Si rimane stupefatti di fronte a tale bellezza dove la profondità dell’animo umano viene scandita da eventi  cruenti  e immorali dettati da semplici e,  a noi lontani, fatti di guerra.
Parla di guerra Ken Loach nel suo “Il vento che accarezza l’erba”, parla di lotta e descrive con estrema sensibilità la precarietà dei sentimenti umani di fronte ad eventi così nefasti.
Il titolo originale del film è “Il vento che accarezza l’orzo”. Il regista fa riferimento ad un verso della canzone di Robert Dwyer Joyce.¹ 

Arduo era per le parole di dolore prender forma
spezzare i legami che ci vincolano
ah ma ancor più arduo sopportar l’onta
delle catene straniere che ci legano.
E così dissi: la valle nella montagna cercherò
Al mattino presto
Per aggiungermi ai coraggiosi uomini uniti
Mentre dolci venti scuotono l’orzo²

Nella campagna irlandese, su sterminate distese di verdi prati dove i fiori non possiedono il coraggio di crescere, viene girato il film di Ken Loach, il quale da vita alla sua storia con una partita a hurling dove i giocatori non indossano divise, a meno dell’arbitro, che invece richiama i giocatori alla correttezza e al rispetto delle regole. Questo è il filo conduttore attraverso il quale il regista ci conduce in un primo momento violentemente poi, piano piano, dolcemente: il peso e la responsabilità dell’essere uomini sorvolando gli eventi ingiustificabili di fronte a qualsiasi azione ingiusta o violenta che la vita ci impone. Più che una lotta tra fazioni sembra una lotta con se stessi, disegnata in ogni sua sfumatura.
Ken Loach prende spunto dalla guerra di indipendenza irlandese, conosciuta anche come “guerra anglo irlandese” e ci racconta la storia di due fratelli, Damien e Teddy O’Sullivan, il primo, giovane medico, sta per essere assunto in un importante ospedale Londinese, mentre Teddy è il capo di un gruppo di patrioti che si battono per la libertà della loro terra, ancora sotto il dominio Inglese. Il conflitto e lo scontro iniziano sin da subito, quando Damien, nonostante la sua voglia di partire per realizzare il suo sogno, giudicato per questo insensibile dal fratello e dai suoi amici, assistendo alla follia che sgorga in inutili atti violenti della polizia ausiliaria inglese, decide di restare e si affianca al fratello nella lotta armata dell’I.R.A..
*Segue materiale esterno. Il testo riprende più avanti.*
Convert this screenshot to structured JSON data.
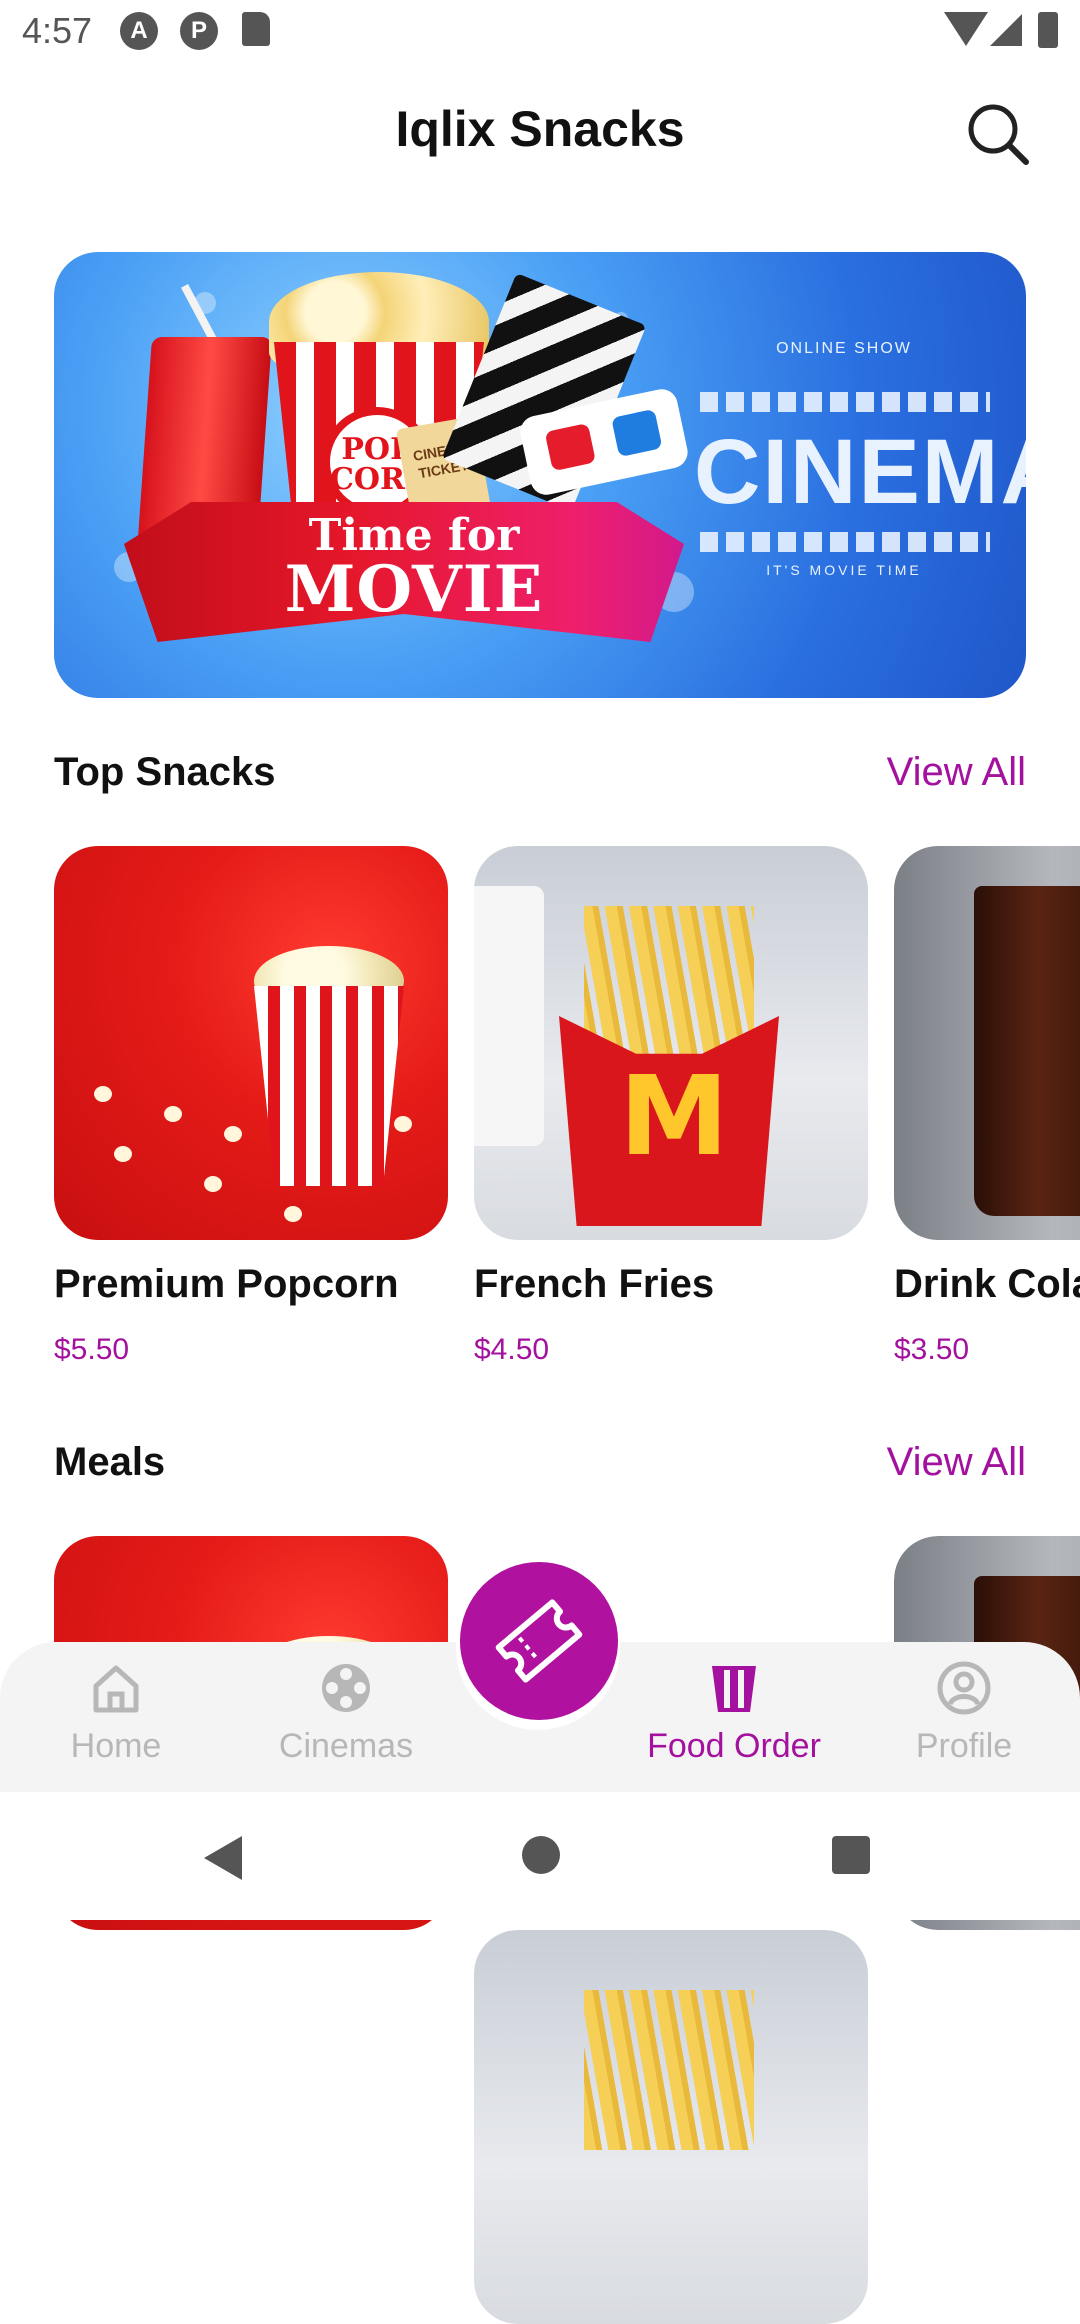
{
  "status_bar": {
    "time": "4:57"
  },
  "header": {
    "title": "Iqlix Snacks"
  },
  "banner": {
    "ribbon_line1": "Time for",
    "ribbon_line2": "MOVIE",
    "badge_top": "ONLINE SHOW",
    "headline": "CINEMA",
    "badge_bottom": "IT'S MOVIE TIME",
    "popcorn_label": "POP CORN",
    "ticket_label": "CINEMA TICKET"
  },
  "top_snacks": {
    "title": "Top Snacks",
    "view_all": "View All",
    "items": [
      {
        "name": "Premium Popcorn",
        "price": "$5.50"
      },
      {
        "name": "French Fries",
        "price": "$4.50"
      },
      {
        "name": "Drink Cola",
        "price": "$3.50"
      }
    ]
  },
  "meals": {
    "title": "Meals",
    "view_all": "View All"
  },
  "bottom_nav": {
    "items": [
      {
        "label": "Home",
        "icon": "home-icon"
      },
      {
        "label": "Cinemas",
        "icon": "film-reel-icon"
      },
      {
        "label": "Food Order",
        "icon": "popcorn-icon",
        "active": true
      },
      {
        "label": "Profile",
        "icon": "profile-icon"
      }
    ],
    "fab_icon": "ticket-icon"
  },
  "colors": {
    "accent": "#a3119e",
    "fab": "#b0119f",
    "nav_bg": "#f4f4f4",
    "inactive": "#b7b7b7"
  }
}
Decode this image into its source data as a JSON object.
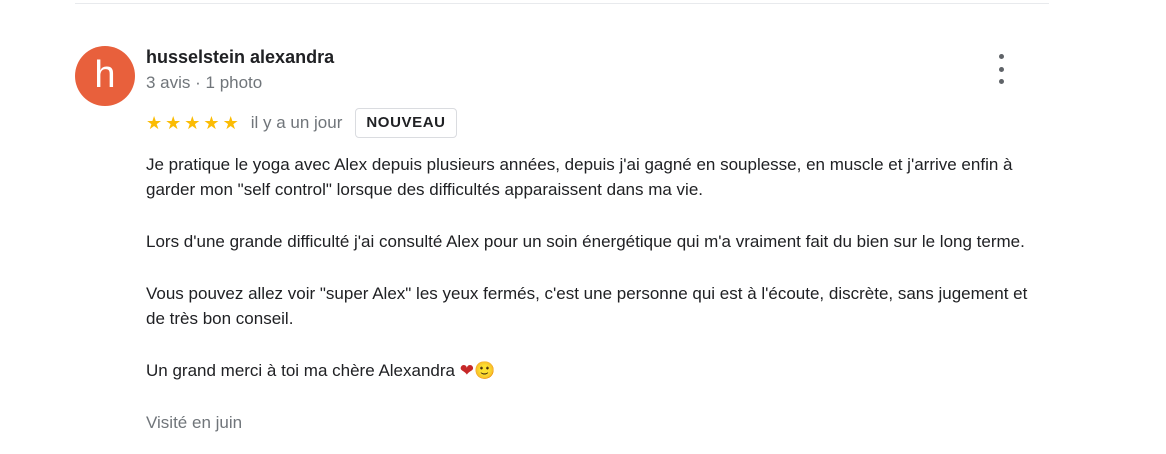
{
  "review": {
    "avatar_letter": "h",
    "author_name": "husselstein alexandra",
    "author_meta": "3 avis · 1 photo",
    "rating": 5,
    "stars": [
      "★",
      "★",
      "★",
      "★",
      "★"
    ],
    "time": "il y a un jour",
    "badge": "NOUVEAU",
    "paragraphs": [
      "Je pratique le yoga avec Alex depuis plusieurs années, depuis j'ai gagné en souplesse, en muscle et j'arrive enfin à garder mon \"self control\" lorsque des difficultés apparaissent dans ma vie.",
      "Lors d'une grande difficulté j'ai consulté Alex pour un soin énergétique qui m'a vraiment fait du bien sur le long terme.",
      "Vous pouvez allez voir \"super Alex\" les yeux fermés, c'est une personne qui est à l'écoute, discrète, sans jugement et de très bon conseil.",
      "Un grand merci à toi ma chère Alexandra"
    ],
    "emojis": [
      "❤",
      "🙂"
    ],
    "visited": "Visité en juin"
  },
  "icons": {
    "avatar_color": "#e8603c",
    "star_color": "#fbbc04",
    "menu": "more-vert-icon"
  }
}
Ho studiato anatomia per cinque anni, Dan, e ora sparo a un uomo in testa. Conosco Chris da quando era ragazzino. Spero che l’Irlanda valga questo sacrificio.” (Damien)
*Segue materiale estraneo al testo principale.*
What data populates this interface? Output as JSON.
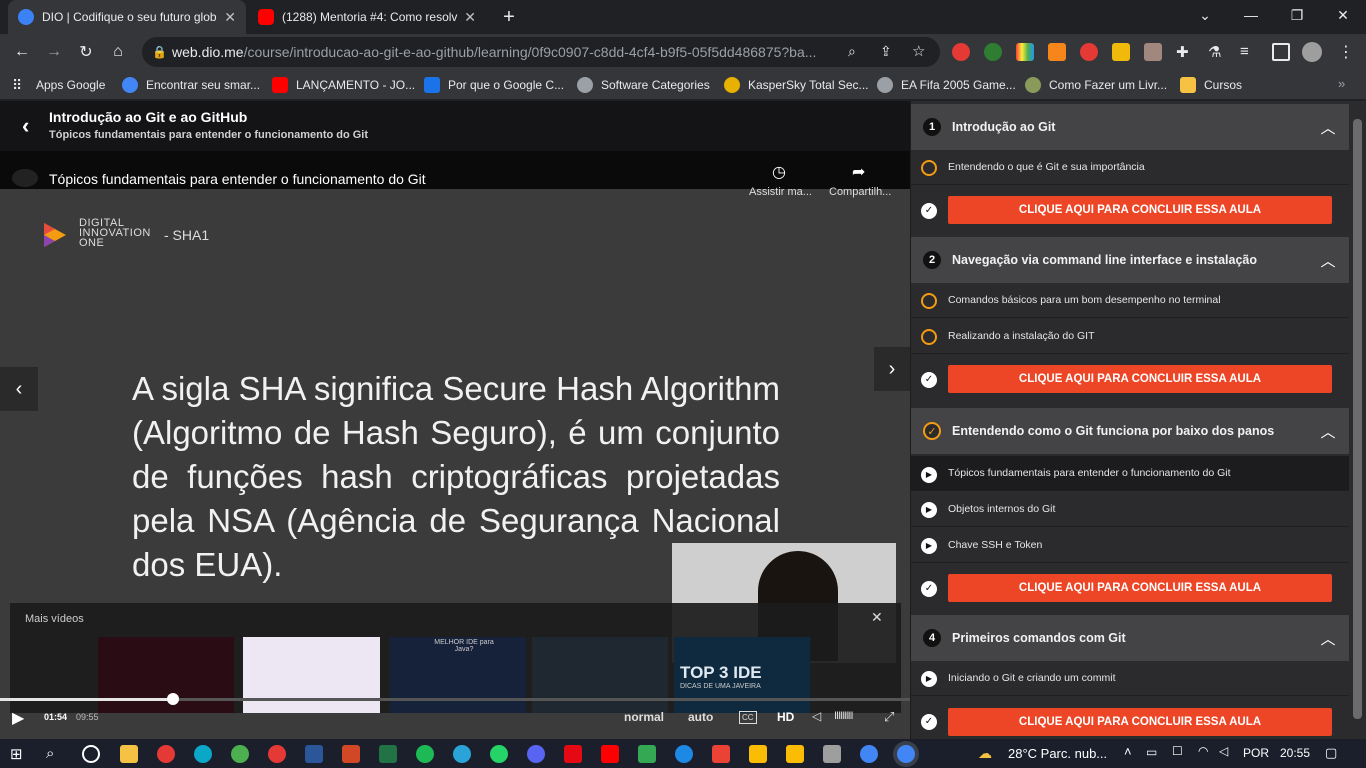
{
  "tabs": [
    {
      "title": "DIO | Codifique o seu futuro glob",
      "active": true,
      "favicon_color": "#3b82f6"
    },
    {
      "title": "(1288) Mentoria #4: Como resolv",
      "active": false,
      "favicon_color": "#ff0000"
    }
  ],
  "new_tab": "+",
  "window_controls": {
    "dropdown": "⌄",
    "minimize": "—",
    "maximize": "❐",
    "close": "✕"
  },
  "omnibox": {
    "host": "web.dio.me",
    "path": "/course/introducao-ao-git-e-ao-github/learning/0f9c0907-c8dd-4cf4-b9f5-05f5dd486875?ba..."
  },
  "nav": {
    "back": "←",
    "forward": "→",
    "reload": "↻",
    "home": "⌂"
  },
  "bookmarks": [
    {
      "label": "Apps Google",
      "color": "#8ab4f8"
    },
    {
      "label": "Encontrar seu smar...",
      "color": "#4285f4"
    },
    {
      "label": "LANÇAMENTO - JO...",
      "color": "#ff0000"
    },
    {
      "label": "Por que o Google C...",
      "color": "#1a73e8"
    },
    {
      "label": "Software Categories",
      "color": "#9aa0a6"
    },
    {
      "label": "KasperSky Total Sec...",
      "color": "#e8b000"
    },
    {
      "label": "EA Fifa 2005 Game...",
      "color": "#9aa0a6"
    },
    {
      "label": "Como Fazer um Livr...",
      "color": "#8a9a5b"
    },
    {
      "label": "Cursos",
      "color": "#f6c244"
    }
  ],
  "course": {
    "title": "Introdução ao Git e ao GitHub",
    "subtitle": "Tópicos fundamentais para entender o funcionamento do Git"
  },
  "video": {
    "title": "Tópicos fundamentais para entender o funcionamento do Git",
    "watch_later": "Assistir ma...",
    "share": "Compartilh...",
    "logo_lines": [
      "DIGITAL",
      "INNOVATION",
      "ONE"
    ],
    "slide_tag": "- SHA1",
    "slide_text": "A sigla SHA significa Secure Hash Algorithm (Algoritmo de Hash Seguro), é um conjunto de funções hash criptográficas projetadas pela NSA (Agência de Segurança Nacional dos EUA).",
    "more_videos": "Mais vídeos",
    "related_thumb_text": "TOP 3 IDE",
    "related_thumb_sub": "DICAS DE UMA JAVEIRA",
    "related_thumb2_text": "MELHOR IDE para Java?",
    "current_time": "01:54",
    "duration": "09:55",
    "progress_pct": 19,
    "quality_normal": "normal",
    "quality_auto": "auto",
    "cc": "CC",
    "hd": "HD"
  },
  "sections": [
    {
      "num": "1",
      "title": "Introdução ao Git",
      "lessons": [
        {
          "title": "Entendendo o que é Git e sua importância"
        }
      ]
    },
    {
      "num": "2",
      "title": "Navegação via command line interface e instalação",
      "lessons": [
        {
          "title": "Comandos básicos para um bom desempenho no terminal"
        },
        {
          "title": "Realizando a instalação do GIT"
        }
      ]
    },
    {
      "num": "",
      "title": "Entendendo como o Git funciona por baixo dos panos",
      "lessons": [
        {
          "title": "Tópicos fundamentais para entender o funcionamento do Git"
        },
        {
          "title": "Objetos internos do Git"
        },
        {
          "title": "Chave SSH e Token"
        }
      ]
    },
    {
      "num": "4",
      "title": "Primeiros comandos com Git",
      "lessons": [
        {
          "title": "Iniciando o Git e criando um commit"
        }
      ]
    }
  ],
  "complete_button": "CLIQUE AQUI PARA CONCLUIR ESSA AULA",
  "colors": {
    "accent": "#ed4627",
    "orange": "#f39c12"
  },
  "taskbar": {
    "weather": "28°C  Parc. nub...",
    "lang": "POR",
    "time": "20:55"
  }
}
È la “causa” adesso che accomuna Damien alla sua gente e di fronte alla difesa tutto comincia ad apparire quasi lecito, ma l’uomo lo sa, conosce il limite innato invalicabile e il regista pone proprio l’accento su quel limite, su quel confine oltre il quale non si torna più indietro. Superato questo si diventa altro. Superato il confine, tutti gli ideali per i quali ci si batte si trasformano in evanescenza pura,  sfumati come vapore fatto di nuvole, come il vento che accarezza l’erba, appunto.
Le differenze quindi tra le due fazioni in guerra, irlandesi e inglesi, diventano sempre più labili, più sottili, si affievoliscono sempre più.  Ecco che mentre durante le scene iniziali del film appare scontato “da che parte stare” esprimendo piena solidarietà agli insorti, adesso, soffrendo e combattendo, diventa difficile, per lo spettatore, capire chi ha torto e chi ha ragione. Anzi, ci si dimentica proprio del torto e delle ragioni e si rimane lì, insicuri e interdetti, quasi in attesa, nella speranza che tutto diventi di nuovo nitido e chiaro, in attesa di concedere ancora la nostra ragione all’uno o all’altro.
Più si combatte invece e più l’uomo scompare. Le ultime tracce di umanità, sentimento e affetto il regista le concede quando i due fratelli vengono presi prigionieri e portati in prigione insieme ai loro compagni. Qui Damien trova scolpiti sul muro i versi di una poesia di William Blake.

[…]
così mi volsi verso il Giardino dell’Amore
che tanti dolci fiori portava;
e vidi che era pieno di tombe,
e pietre tombali dove dovevano essere i fiori;
e Preti in nere vesti andavano attorno,
e circondavano con rovi le mie gioie e i miei piaceri.³

I due fratelli riescono a scappare dalla prigione insieme ad altri, ma sono costretti a lasciare due dei loro compagni che verranno presto fucilati. Da questo momento in poi, anche i sentimenti più forti, come l’amore fraterno e l’amicizia, si perderanno, nascosti tra i rovi delle dure regole del sopravvivere quando non si vuole nient’altro che vivere.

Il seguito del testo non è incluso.